Conflicts over commercial uses of Hawai`i’s coastal areas receive attention because they have an impact on lots of people. Fistfights are not uncommon in disputes over who stays and who goes in certain desirable areas. While overuse by tourists and tour operators impacts marine resources (i.e. dolphins, whales, turtles, and their nesting habitats, monk seals, coral reefs, and fish stocks), tourism is just one of many threats to Hawai’i’s coastal ecosystems. With so many species in the sea, state regulations and enforcement don’t always keep up with the threats. The following is just a sample of some of those areas:
Live Rock: While it is illegal to remove any substrate with living material attached, it is not illegal to scrape the organisms off that substrate (thus making it dead rock, which can then be taken).
`Opihi: Skippy Hau of the Division of Aquatic Resources on Maui is the only person in the state monitoring populations of this endemic species, which has seen dramatic declines. According to some, this species probably deserves listing as threatened or endangered.
The Aquarium Trade: This growing fishery is largely unregulated. On the Kona Coast, years of community meetings led to the establishment of a series of marine protected areas, encompassing about a third of the entire coast, designed to control overfishing by aquarium collectors. Outside protected areas, however, an a aquarium fish collector can take any thing at any size as long as it’s not protected under another rule. There are no limits on the number of fish that can be taken, or the species, except for fish that fall under food fishing regulations (and which, in any case, are generally not valued by aquarium aficionados), also the taking of shrimp from anchialine ponds to use in aquaculture is completely unregulated.

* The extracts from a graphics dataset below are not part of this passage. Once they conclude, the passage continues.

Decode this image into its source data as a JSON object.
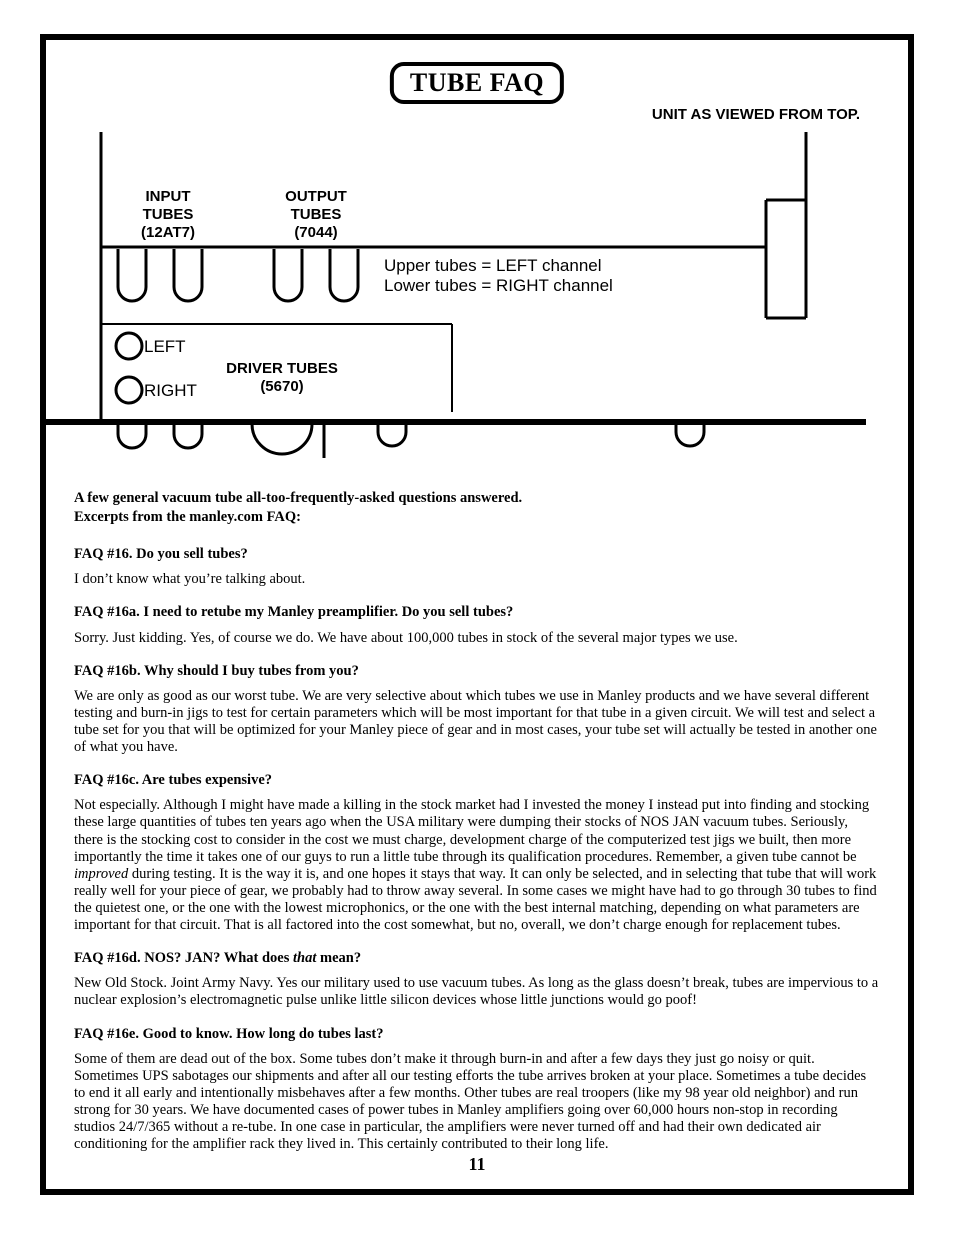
{
  "title": "TUBE FAQ",
  "top_right": "UNIT AS VIEWED FROM TOP.",
  "diagram": {
    "input_tubes": {
      "l1": "INPUT",
      "l2": "TUBES",
      "l3": "(12AT7)"
    },
    "output_tubes": {
      "l1": "OUTPUT",
      "l2": "TUBES",
      "l3": "(7044)"
    },
    "channels": {
      "upper": "Upper tubes = LEFT channel",
      "lower": "Lower tubes = RIGHT channel"
    },
    "driver": {
      "l1": "DRIVER TUBES",
      "l2": "(5670)"
    },
    "left": "LEFT",
    "right": "RIGHT",
    "stroke": "#000000",
    "stroke_thin": 2,
    "stroke_mid": 3,
    "stroke_thick": 5
  },
  "intro1": "A few general vacuum tube all-too-frequently-asked questions answered.",
  "intro2": "Excerpts from the manley.com FAQ:",
  "faq": [
    {
      "q": "FAQ #16. Do you sell tubes?",
      "a": "I don’t know what you’re talking about."
    },
    {
      "q": "FAQ #16a. I need to retube my Manley preamplifier. Do you sell tubes?",
      "a": "Sorry. Just kidding. Yes, of course we do.  We have about 100,000 tubes in stock of the several major types we use."
    },
    {
      "q": "FAQ #16b. Why should I buy tubes from you?",
      "a": "We are only as good as our worst tube. We are very selective about which tubes we use in Manley products and we have several different testing and burn-in jigs to test for certain parameters which will be most important for that tube in a given circuit. We will test and select a tube set for you that will be optimized for your Manley piece of gear and in most cases, your tube set will actually be tested in another one of what you have."
    },
    {
      "q": "FAQ #16c. Are tubes expensive?",
      "a": "Not especially. Although I might have made a killing in the stock market had I invested the money I instead put into finding and stocking these large quantities of tubes ten years ago when the USA military were dumping their stocks of NOS JAN vacuum tubes. Seriously, there is the stocking cost to consider in the cost we must charge, development charge of the computerized test jigs we built, then more importantly the time it takes one of our guys to run a little tube through its qualification procedures. Remember, a given tube cannot be <em>improved</em> during testing. It is the way it is, and one hopes it stays that way. It can only be selected, and in selecting that tube that will work really well for your piece of gear, we probably had to throw away several. In some cases we might have had to go through 30 tubes to find the quietest one, or the one with the lowest microphonics, or the one with the best internal matching, depending on what parameters are important for that circuit. That is all factored into the cost somewhat, but no, overall, we don’t charge enough for replacement tubes."
    },
    {
      "q": "FAQ #16d. NOS? JAN? What does <em>that</em> mean?",
      "a": "New Old Stock. Joint Army Navy. Yes our military used to use vacuum tubes. As long as the glass doesn’t break, tubes are impervious to a nuclear explosion’s electromagnetic pulse unlike little silicon devices whose little junctions would go poof!"
    },
    {
      "q": "FAQ #16e. Good to know. How long do tubes last?",
      "a": "Some of them are dead out of the box. Some tubes don’t make it through burn-in and after a few days they just go noisy or quit. Sometimes UPS sabotages our shipments and after all our testing efforts the tube arrives broken at your place. Sometimes a tube decides to end it all early and intentionally misbehaves after a few months. Other tubes are real troopers (like my 98 year old neighbor) and run strong for 30 years. We have documented cases of power tubes in Manley amplifiers going over 60,000 hours non-stop in recording studios 24/7/365 without a re-tube. In one case in particular, the amplifiers were never turned off and had their own dedicated air conditioning for the amplifier rack they lived in. This certainly contributed to their long life."
    }
  ],
  "page_number": "11"
}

Alien Aquatic Species: The state has given out conflicting messages on this point. It spent more than $1 million to clear Salvinia molesta from Lake Wilson, even though this artificial body of water has dubious ecological value (it accepts treated sewage) and supports only alien species.
Last month, in an event orchestrated by the DLNR, school children released large-mouth bass that they had raised into the lake, to promote recreational fishing. While the lake’s cleanup and recent celebration made multiple evening newscasts, threats to Hawai’i’s unique marine resources have received little attention. For example, the extinction of an endemic coral Montipora dilitata, which was documented around the time of the Lake Wilson cleanup, went largely unnoticed.

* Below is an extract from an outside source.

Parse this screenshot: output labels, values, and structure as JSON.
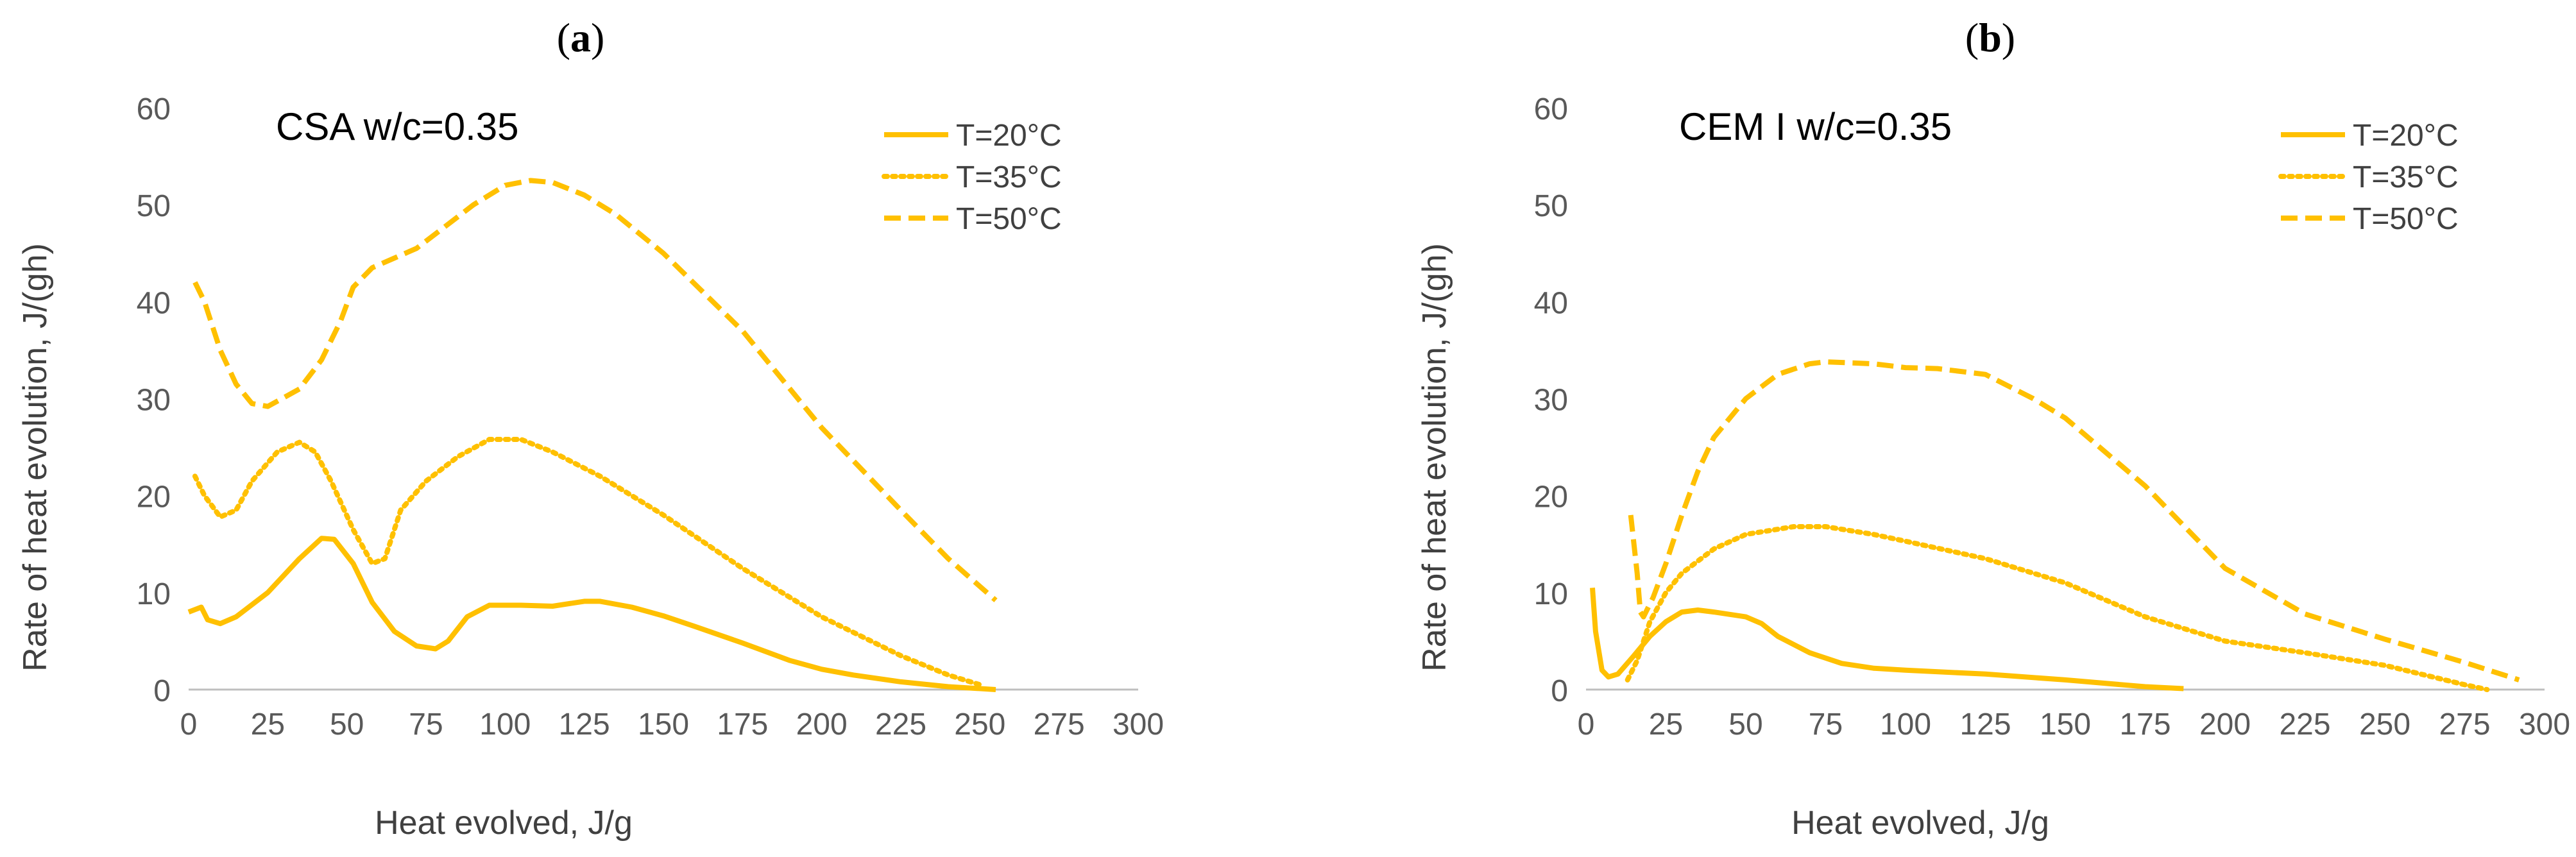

In addition to encouraging the introduction of alien fish into Hawai’i’s waterways, the state, through its Department of Business, Economic Development, and Tourism, has recently received $420,000 through the National Oceanic and Atmospheric Administration to encourage cultivation of new species of ornamental aquatic species (an activity that would being in even more alien aquatic species than Hawai’i now has).
While DBEDT and DLNR condone the proliferation of certain alien aquatic species, the state’s Aquatic Invasive Advisory Committee (part of the state Coordinating Group on Alien Pest Species) was created to prevent the introduction of invasive aquatic species. The state also has an Aquatic Invasive Species Management Plan which was prepared by The Nature Conservancy.
At 205 pages, including countless specific strategies to help control invasive aquatic alien species, the plan in comprehensive. However, as far as priorities for controlling aliens in the marine environment, the plan focuses more on full fouling and ballast water than on aquaculture and research, despite the fact that a significant proportion of the alien species that are shifting the very nature of Hawai’i’s coral reef ecosystems came to Hawai`i in precisely such ways.